Her devlet karakteri gereği, yapısı gereği egemenlikçidir iktidarcıdır ve her devlet kendi içinde emperyalist tohumlar taşır. Kürt halkının Kürdistan’ın 4 parçasında Önder Apo’nun geliştirmiş olduğu demokratik komünal yaşamın yaşanılır hale gelebilmesi için büyük bir mücadele yürütmektedir. Sosyalist devrimci ve aydın kesimleri İsrail, Amerika ile İran arasındaki çekişmede bu iki devlet arasındaki savaşa karşı çıkıp zamanlarını harcayacaklarına bölgede gerçekten de büyük bir değişime ihtiyaç duyan halkları bir an önce örgütlemeleri ve harekete geçirmeleri gerekmektedir. İran ile batılı emperyalist devletlerin kendi aralarındaki egemenlik savaşlarını seyretmek ve Amerikan empirizmine karşı çıkmak bir yana tavır almak solculuk ve devrimcilik değildir. Solculuk ve devrimcilik kesinlikle halkların yanında yer alıp halkların demokratik sosyalist yaşamını kurmaktır. Solculuk geleneksel bir şekilde sadece Amerikan emperyalizmine karşı çıkmak, kahrolsun Amerikan emperyalizmine demek değildir, sadece Amerika emperyalist değildir 100 yıldır Kürtler üzerinde egemenlik kurup Kürt halkını inkâr eden Türkiye, İran, Irak ve Suriye de küçük çapta bölgesel emperyalist ülkelerdir ve Kürt halkının yokluğu üzerine varlıklarını sürdürüyorlar önce buna karşı çıkmak gerekmektedir.

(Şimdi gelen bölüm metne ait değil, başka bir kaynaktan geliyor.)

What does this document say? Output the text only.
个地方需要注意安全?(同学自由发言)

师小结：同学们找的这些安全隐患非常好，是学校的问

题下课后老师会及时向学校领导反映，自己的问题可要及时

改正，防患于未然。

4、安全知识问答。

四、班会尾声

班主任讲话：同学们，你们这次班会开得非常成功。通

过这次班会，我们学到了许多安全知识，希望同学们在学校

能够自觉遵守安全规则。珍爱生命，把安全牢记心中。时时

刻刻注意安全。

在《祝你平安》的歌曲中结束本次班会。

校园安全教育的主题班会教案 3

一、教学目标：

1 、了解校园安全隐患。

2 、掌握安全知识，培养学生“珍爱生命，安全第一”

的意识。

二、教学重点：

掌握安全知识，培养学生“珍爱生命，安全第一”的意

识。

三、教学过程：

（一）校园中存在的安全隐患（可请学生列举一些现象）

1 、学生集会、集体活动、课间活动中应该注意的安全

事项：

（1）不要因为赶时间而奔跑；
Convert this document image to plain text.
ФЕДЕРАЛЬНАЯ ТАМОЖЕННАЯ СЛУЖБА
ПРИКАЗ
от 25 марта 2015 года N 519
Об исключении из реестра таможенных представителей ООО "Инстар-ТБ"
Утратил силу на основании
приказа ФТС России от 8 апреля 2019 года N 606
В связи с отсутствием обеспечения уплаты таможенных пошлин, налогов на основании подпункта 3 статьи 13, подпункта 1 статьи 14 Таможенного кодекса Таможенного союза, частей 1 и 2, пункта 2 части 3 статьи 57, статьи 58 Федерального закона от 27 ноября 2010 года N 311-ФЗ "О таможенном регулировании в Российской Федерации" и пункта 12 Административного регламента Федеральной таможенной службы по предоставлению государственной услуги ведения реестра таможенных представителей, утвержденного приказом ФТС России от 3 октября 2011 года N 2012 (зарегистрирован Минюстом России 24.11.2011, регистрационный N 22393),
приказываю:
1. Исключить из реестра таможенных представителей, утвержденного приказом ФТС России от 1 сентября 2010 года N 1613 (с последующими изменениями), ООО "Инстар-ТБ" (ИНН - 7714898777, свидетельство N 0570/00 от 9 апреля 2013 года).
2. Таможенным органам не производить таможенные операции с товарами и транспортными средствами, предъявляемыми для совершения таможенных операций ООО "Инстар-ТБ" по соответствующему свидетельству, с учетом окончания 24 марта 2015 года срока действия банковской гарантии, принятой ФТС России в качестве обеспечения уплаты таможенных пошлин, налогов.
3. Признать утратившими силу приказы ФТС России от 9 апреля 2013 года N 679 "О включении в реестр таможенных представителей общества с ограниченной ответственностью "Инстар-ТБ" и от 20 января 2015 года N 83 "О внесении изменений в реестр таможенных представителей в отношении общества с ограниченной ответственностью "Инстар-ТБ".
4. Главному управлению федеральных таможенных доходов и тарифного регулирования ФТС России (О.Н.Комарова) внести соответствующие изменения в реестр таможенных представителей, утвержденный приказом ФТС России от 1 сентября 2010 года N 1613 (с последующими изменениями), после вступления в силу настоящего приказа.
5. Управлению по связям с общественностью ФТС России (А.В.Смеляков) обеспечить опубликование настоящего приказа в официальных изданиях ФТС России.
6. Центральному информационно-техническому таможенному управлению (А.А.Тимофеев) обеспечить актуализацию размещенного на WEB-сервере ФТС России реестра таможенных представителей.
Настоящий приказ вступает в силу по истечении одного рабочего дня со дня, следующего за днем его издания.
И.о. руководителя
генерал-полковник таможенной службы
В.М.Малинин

Bazı çakma solcular ya da eksik solcular yani ideolojik olarak beyinlerini eksik bırakmış solcular Kürt halkının mücadelesini milliyetçilik olarak görüyorlar oysa ki Kürt halkı millet olarak, ulus olarak var olmaya çalışıyor. Ulus olarak, millet olarak, kimlik olarak var olmak ne zamandan beri milliyetçilik oldu? Dünyada milliyetçilik yapacak en son halk Kürtlerdir çünkü Kürt halkının yaşam tarzında, devlete, halklara yaklaşımında ulusal değerlere yaklaşımında bunu görüyoruz. Devlet egemenliğine iktidara sınırlara sömürüye savaşlara sınıflara karşı olan bir halk hiç milliyetçi olur mu buna imkan yoktur. Kürt halkı geleneksel olarak Ulus devlettin etkisinden kalsaydı ve Ulus devlete sahip olma gibi bir talepleri olsaydı şimdiye kadar çoktan Ulus devlet sahibi olmuşlardı. Kürt halkı kendisinden çok başkalarını hep düşündü. İktidarcı ve egemenlikçi çağda kendisinden çok başkalarını düşünmek kendini kaybetmeye yol açar. İşte Kürt halkının ulus olarak yok olmakla yüz yüze gelmelerinin nedeni kendisinden çok karşıdakini düşünmeleridir bu da insani bir görevdir tabii ki. Kürt halkının günümüzde yürüttüğü mücadele hem ulus olarak, toplum olarak, kimlik kültür olarak var olma hem de insanlık için mücadele etmedir. Kürt halkı her ikisini beraber yürütüyor. Egemenlikçi ve ulus devlet çağında Kürtlerin yok olmayla karşı karşıya gelmeleri insani özellikleri ile ilgilidir. Yani kendi ulusal geleceğini düşünmüyor ama başka toplumların sorunlarını çözmeye çalışıyor başka toplumlara yardımcı oluyor. Ulus devletlerin Kürtler üzerine aşırı derecede gitmelerin nedeni budur. Ulus devletçi iktidarcı rejimler, ulusal önderlikten yoksun kalan dağınık ve örgütsüz olan Kürt halkını ortadan kaldırmayı kendi varlık nedeni olarak gördüler. Ancak Kürt halkının Önder Apo’nun ve PKK’nin varlığıyla ulus olarak var olmaları ve yeni bir yaşamın yaratıcı gücü olmayı başarmaları insanlık için yeni bir sayfa açmıştır. Kürt halkının yürüttüğü mücadele hem var olma hem var etme ve yaşatma mücadelesidir.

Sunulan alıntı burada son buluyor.